Welk. Now I'm confused. Is it 60 fmp, or 30, or what the computer say, or like a cork, or what? Cork is bad. 60 probably bad....15 probably good, 30 is what most computers say.

All I wanted to say was that I doubt you were taught to pop up like a cork from your SS.
 
I usually take two minutes for the last six meters after the 5min stop even on shallow dives. It usually is a slow ascent to 3m and a minute or more there before coming to the surface. It obviously depends on surface conditions.
 
Among other things, I treat it like an exercise in bouyancy control.
 
What people forget is what the pressure drop from 6m actually means before they shoot up. Its not far off being taken from sea level to the top of mount Everest( I know not quite). People would not be comfortable doing that.
 
Here's why I started this thread.
Attached below is the graph from my Perdix for a dive to Little Tunnels in Grand Cayman last year. It was when I was attentive to extra time on my safety stops, but not so much on ascent rate in the last 15'.
The dive was to 108' max for 50 min; first dive of the day. Average depth 53'. EAN 32.
Min NDL during the entire dive was 11 minutes left. So, an average vacation dive, not pushing limits. Except maybe gas usage. :D Since I could see the boat above me the whole time, and hung out for 8 min total in safety stops, I surfaced with 375 psi.
Screenshot_20191124-101218_Shearwater.jpg

Now that Shearwater Cloud has implemented graphing of the GF99 (GF "now"), it was fascinating to see what happened at the end of the dive:
20191124_155755.jpg

The GF went from ongassing at depth to 25% upon reaching the Safety Stop at 15'. Perhaps because this was the first dive of the day, the GF declined rapidly while hovering at 15' for 5 min. But then upon ascending to 5' for a second stop, it jumped right up to 30% and then to 42% upon hitting the surface 3 min later. Had I had SurGF in the firmware at that time, it would have been interesting to see what my predicted surface GF would have been when I first left my final depth of ~55'. Putting the dive into SubSurface suggests that it was probably around 55% without safety stops.

In any case, a LOT is happening in the last 15 feet! Extra time at the safety stop clearly helps. But also, the abrupt change in GF suggests to me at least, that slowing that rate of final ascent means I'll be pulling the tab on the Coke can just a little more gingerly.
 
The GF went from ongassing at depth to 22% upon reaching the Safety Stop at 15'. Perhaps because this was the first dive of the day, the GF declined rapidly while hovering at 15' for 5 min. But then upon ascending to 5' for a second stop, it jumped right up to 30% and then to 42% upon hitting the surface 3 min later.

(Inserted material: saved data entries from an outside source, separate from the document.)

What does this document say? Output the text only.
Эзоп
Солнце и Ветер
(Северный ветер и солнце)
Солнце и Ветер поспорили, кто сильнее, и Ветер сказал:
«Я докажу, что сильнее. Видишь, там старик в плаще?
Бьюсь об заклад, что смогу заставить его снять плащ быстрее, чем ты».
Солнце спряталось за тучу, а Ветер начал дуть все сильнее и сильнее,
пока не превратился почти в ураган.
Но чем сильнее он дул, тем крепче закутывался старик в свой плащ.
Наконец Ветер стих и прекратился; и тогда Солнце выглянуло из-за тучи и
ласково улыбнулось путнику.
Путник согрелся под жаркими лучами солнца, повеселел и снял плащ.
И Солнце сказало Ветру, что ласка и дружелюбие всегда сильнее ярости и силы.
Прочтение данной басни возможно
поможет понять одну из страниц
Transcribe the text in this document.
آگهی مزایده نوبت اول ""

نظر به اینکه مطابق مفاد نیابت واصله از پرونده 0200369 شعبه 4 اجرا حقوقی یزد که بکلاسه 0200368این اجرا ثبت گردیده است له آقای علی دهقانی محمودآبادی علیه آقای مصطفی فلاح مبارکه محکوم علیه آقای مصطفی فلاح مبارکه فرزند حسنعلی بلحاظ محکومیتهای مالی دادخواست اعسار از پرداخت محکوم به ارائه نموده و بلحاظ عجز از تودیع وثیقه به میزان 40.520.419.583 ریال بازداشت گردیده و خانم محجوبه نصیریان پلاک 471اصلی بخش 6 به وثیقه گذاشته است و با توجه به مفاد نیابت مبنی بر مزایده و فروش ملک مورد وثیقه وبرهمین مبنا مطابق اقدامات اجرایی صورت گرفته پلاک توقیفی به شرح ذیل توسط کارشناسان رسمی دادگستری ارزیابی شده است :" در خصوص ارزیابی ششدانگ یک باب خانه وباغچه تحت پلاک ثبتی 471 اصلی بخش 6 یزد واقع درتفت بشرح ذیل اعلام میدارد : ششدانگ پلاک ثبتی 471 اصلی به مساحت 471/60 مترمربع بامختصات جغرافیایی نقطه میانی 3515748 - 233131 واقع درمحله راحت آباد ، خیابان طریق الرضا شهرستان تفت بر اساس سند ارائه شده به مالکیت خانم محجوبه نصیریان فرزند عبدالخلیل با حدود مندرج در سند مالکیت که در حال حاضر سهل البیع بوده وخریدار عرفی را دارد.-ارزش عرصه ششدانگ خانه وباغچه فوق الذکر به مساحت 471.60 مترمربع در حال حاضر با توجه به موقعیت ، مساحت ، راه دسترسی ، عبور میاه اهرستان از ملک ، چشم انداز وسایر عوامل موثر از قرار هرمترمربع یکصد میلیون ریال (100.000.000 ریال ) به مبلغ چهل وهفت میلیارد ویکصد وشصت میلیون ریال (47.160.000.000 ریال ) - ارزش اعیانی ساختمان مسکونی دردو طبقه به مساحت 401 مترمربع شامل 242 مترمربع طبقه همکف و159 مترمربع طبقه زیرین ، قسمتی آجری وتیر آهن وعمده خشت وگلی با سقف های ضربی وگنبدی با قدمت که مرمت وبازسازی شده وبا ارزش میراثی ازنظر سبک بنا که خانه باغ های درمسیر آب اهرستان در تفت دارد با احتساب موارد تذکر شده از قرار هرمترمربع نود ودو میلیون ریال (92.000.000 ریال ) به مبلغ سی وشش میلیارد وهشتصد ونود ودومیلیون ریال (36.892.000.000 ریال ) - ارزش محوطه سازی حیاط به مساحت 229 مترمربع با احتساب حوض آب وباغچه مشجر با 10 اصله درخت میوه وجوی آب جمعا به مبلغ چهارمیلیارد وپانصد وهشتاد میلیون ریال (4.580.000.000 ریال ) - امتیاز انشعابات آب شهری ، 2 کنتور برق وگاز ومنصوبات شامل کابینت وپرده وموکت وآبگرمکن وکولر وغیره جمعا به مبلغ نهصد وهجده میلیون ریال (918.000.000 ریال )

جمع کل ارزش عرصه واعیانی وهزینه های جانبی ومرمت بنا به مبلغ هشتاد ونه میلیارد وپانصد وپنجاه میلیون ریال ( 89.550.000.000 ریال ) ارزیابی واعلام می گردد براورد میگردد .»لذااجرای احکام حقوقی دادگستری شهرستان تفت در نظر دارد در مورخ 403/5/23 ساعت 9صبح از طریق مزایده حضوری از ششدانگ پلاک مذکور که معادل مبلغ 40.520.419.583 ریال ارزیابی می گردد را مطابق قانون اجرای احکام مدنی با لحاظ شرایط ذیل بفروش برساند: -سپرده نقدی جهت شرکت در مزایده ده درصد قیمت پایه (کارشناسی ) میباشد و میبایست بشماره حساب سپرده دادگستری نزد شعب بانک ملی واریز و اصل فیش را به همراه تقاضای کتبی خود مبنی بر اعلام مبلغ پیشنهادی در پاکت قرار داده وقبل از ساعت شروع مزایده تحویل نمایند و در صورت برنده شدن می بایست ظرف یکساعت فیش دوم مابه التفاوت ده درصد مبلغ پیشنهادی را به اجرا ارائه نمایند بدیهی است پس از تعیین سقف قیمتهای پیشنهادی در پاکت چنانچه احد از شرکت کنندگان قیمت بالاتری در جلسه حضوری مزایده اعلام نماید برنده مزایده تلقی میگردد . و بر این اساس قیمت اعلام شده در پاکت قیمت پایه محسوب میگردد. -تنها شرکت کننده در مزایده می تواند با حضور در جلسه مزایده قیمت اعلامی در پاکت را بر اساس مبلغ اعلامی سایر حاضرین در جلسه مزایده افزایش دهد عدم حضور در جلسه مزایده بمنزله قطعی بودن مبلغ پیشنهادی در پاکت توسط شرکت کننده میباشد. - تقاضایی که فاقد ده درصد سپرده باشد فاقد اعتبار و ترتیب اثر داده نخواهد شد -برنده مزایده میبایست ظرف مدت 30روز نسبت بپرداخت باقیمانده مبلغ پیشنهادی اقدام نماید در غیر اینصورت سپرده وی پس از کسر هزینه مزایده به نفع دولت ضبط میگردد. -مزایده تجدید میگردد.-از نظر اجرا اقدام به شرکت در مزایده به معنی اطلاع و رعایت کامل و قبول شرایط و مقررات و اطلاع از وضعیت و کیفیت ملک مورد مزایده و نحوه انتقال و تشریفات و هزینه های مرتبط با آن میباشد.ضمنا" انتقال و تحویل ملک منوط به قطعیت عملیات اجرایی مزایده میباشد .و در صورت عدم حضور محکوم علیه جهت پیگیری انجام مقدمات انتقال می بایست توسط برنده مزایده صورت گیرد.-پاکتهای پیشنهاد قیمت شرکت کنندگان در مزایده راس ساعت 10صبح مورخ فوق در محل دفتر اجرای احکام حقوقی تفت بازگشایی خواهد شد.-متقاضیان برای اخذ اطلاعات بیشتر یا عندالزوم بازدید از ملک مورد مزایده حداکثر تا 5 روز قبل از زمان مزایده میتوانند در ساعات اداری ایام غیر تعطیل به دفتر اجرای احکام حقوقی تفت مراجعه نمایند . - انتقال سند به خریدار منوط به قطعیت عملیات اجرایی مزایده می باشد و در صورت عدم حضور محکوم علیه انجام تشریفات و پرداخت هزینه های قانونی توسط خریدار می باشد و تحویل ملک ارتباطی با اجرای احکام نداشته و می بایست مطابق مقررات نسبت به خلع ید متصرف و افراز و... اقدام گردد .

I have a very strong suspicion that what you're looking at is an artifact of the model whose relationship to the actual diver on the actual dive is tangential at best. Progressively slowing down as you come higher up is common sense, but these glitzy infographics are nothing more than user interface eye candy.
 
...nothing more than user interface eye candy.
Perhaps. But the mathematical model generating the graph revealed something that was not intuitive: a striking rate of change in GF in the last 15'.

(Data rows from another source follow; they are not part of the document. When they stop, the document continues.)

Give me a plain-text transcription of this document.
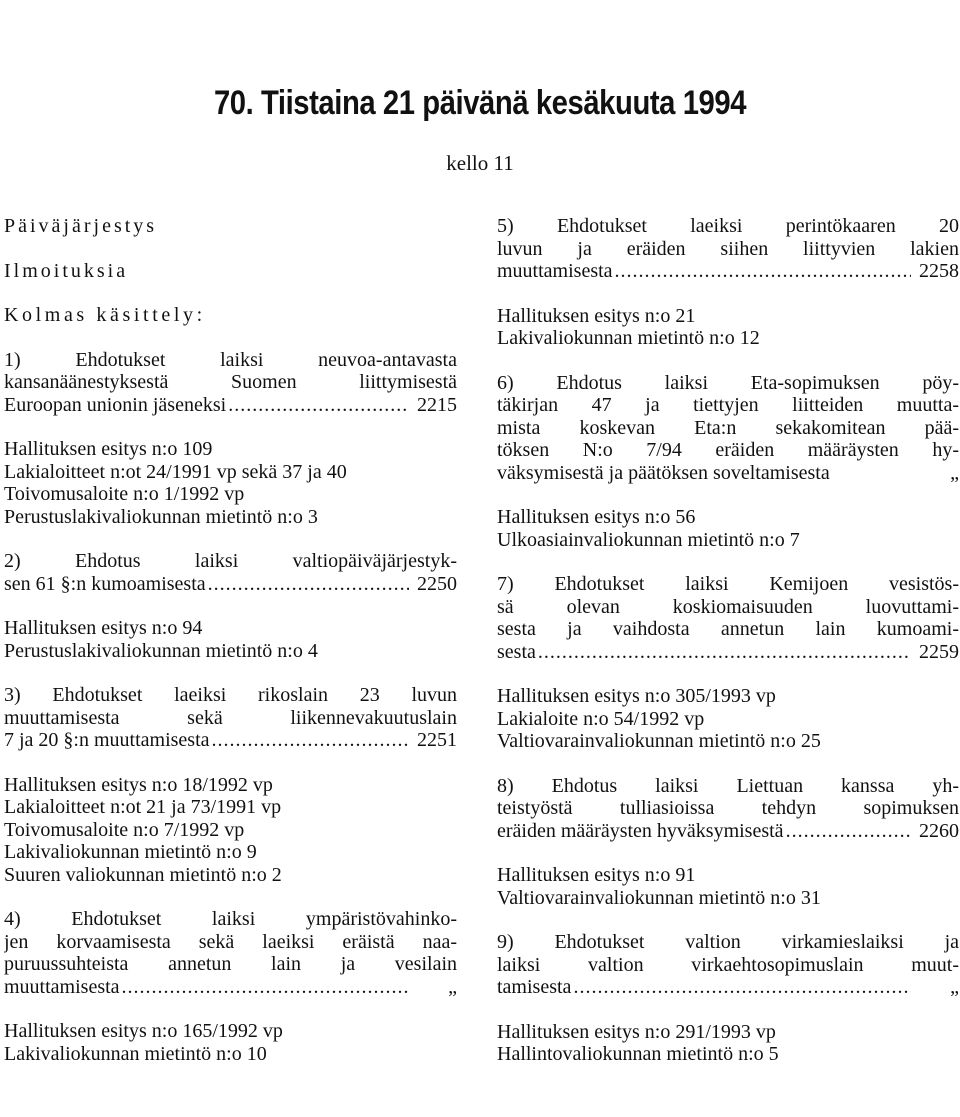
70. Tiistaina 21 päivänä kesäkuuta 1994
kello 11
Päiväjärjestys
Ilmoituksia
Kolmas käsittely:
1) Ehdotukset laiksi neuvoa-antavasta
kansanäänestyksestä Suomen liittymisestä
Euroopan unionin jäseneksi .....	2215
Hallituksen esitys n:o 109
Lakialoitteet n:ot 24/1991 vp sekä 37 ja 40
Toivomusaloite n:o 1/1992 vp
Perustuslakivaliokunnan mietintö n:o 3
2) Ehdotus laiksi valtiopäiväjärjestyk-
sen 61 §:n kumoamisesta .....	2250
Hallituksen esitys n:o 94
Perustuslakivaliokunnan mietintö n:o 4
3) Ehdotukset laeiksi rikoslain 23 luvun
muuttamisesta sekä liikennevakuutuslain
7 ja 20 §:n muuttamisesta .....	2251
Hallituksen esitys n:o 18/1992 vp
Lakialoitteet n:ot 21 ja 73/1991 vp
Toivomusaloite n:o 7/1992 vp
Lakivaliokunnan mietintö n:o 9
Suuren valiokunnan mietintö n:o 2
4) Ehdotukset laiksi ympäristövahinko-
jen korvaamisesta sekä laeiksi eräistä naa-
puruussuhteista annetun lain ja vesilain
muuttamisesta .....	„
Hallituksen esitys n:o 165/1992 vp
Lakivaliokunnan mietintö n:o 10
5) Ehdotukset laeiksi perintökaaren 20
luvun ja eräiden siihen liittyvien lakien
muuttamisesta .....	2258
Hallituksen esitys n:o 21
Lakivaliokunnan mietintö n:o 12
6) Ehdotus laiksi Eta-sopimuksen pöy-
täkirjan 47 ja tiettyjen liitteiden muutta-
mista koskevan Eta:n sekakomitean pää-
töksen N:o 7/94 eräiden määräysten hy-
väksymisestä ja päätöksen soveltamisesta	„
Hallituksen esitys n:o 56
Ulkoasiainvaliokunnan mietintö n:o 7
7) Ehdotukset laiksi Kemijoen vesistös-
sä olevan koskiomaisuuden luovuttami-
sesta ja vaihdosta annetun lain kumoami-
sesta .....	2259
Hallituksen esitys n:o 305/1993 vp
Lakialoite n:o 54/1992 vp
Valtiovarainvaliokunnan mietintö n:o 25
8) Ehdotus laiksi Liettuan kanssa yh-
teistyöstä tulliasioissa tehdyn sopimuksen
eräiden määräysten hyväksymisestä .....	2260
Hallituksen esitys n:o 91
Valtiovarainvaliokunnan mietintö n:o 31
9) Ehdotukset valtion virkamieslaiksi ja
laiksi valtion virkaehtosopimuslain muut-
tamisesta .....	„
Hallituksen esitys n:o 291/1993 vp
Hallintovaliokunnan mietintö n:o 5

For me at least, the whole point of this discussion is debating the relative value of a significant decrease in final rate of ascent. Buhlman and ZHL-16 and GF's have done well by us so far, no matter what GF you pick. And this bit of the math was a surprise.
 
Here's why I started this thread.
Attached below is the graph from my Perdix for a dive to Little Tunnels in Grand Cayman last year. It was when I was attentive to extra time on my safety stops, but not so much on ascent rate in the last 15'.
The dive was to 108' max for 50 min; first dive of the day. Average depth 53'. EAN 32.
Min NDL during the entire dive was 11min. left. So, an average vacation dive, not pushing limits. Except maybe gas usage. :D Since I could see the boat above me the whole time, and hung out for 8 min total in safety stops, I surfaced with 375 psi.
View attachment 551584
Now that Shearwater Cloud has implemented graphing of the GF99 (GF "now"), it was fascinating to see what happened at the end of the dive:
View attachment 551585
The GF went from ongassing at depth to 22% upon reaching the Safety Stop at 15'. Perhaps because this was the first dive of the day, the GF declined rapidly while hovering at 15' for 5 min. But then upon ascending to 5' for a second stop, it jumped right up to 30% and then to 42% upon hitting the surface 3 min later. Had I had SurGF in the firmware at that time, it would have been interesting to see what my predicted surface GF would have been when I first left my final depth of ~55'. Putting the dive into SubSurface suggests that it was probably around 55%.

In any case, a LOT is happening in the last 15 feet! Extra time at the safety stop clearly helps. But also, the abrupt change in GF suggests to me at least, that slowing that rate of final ascent means I'll be pulling the tab on the Coke can just a little more gingerly.
How do you get the GF scale on the left? I seem to gt only a Depth scale.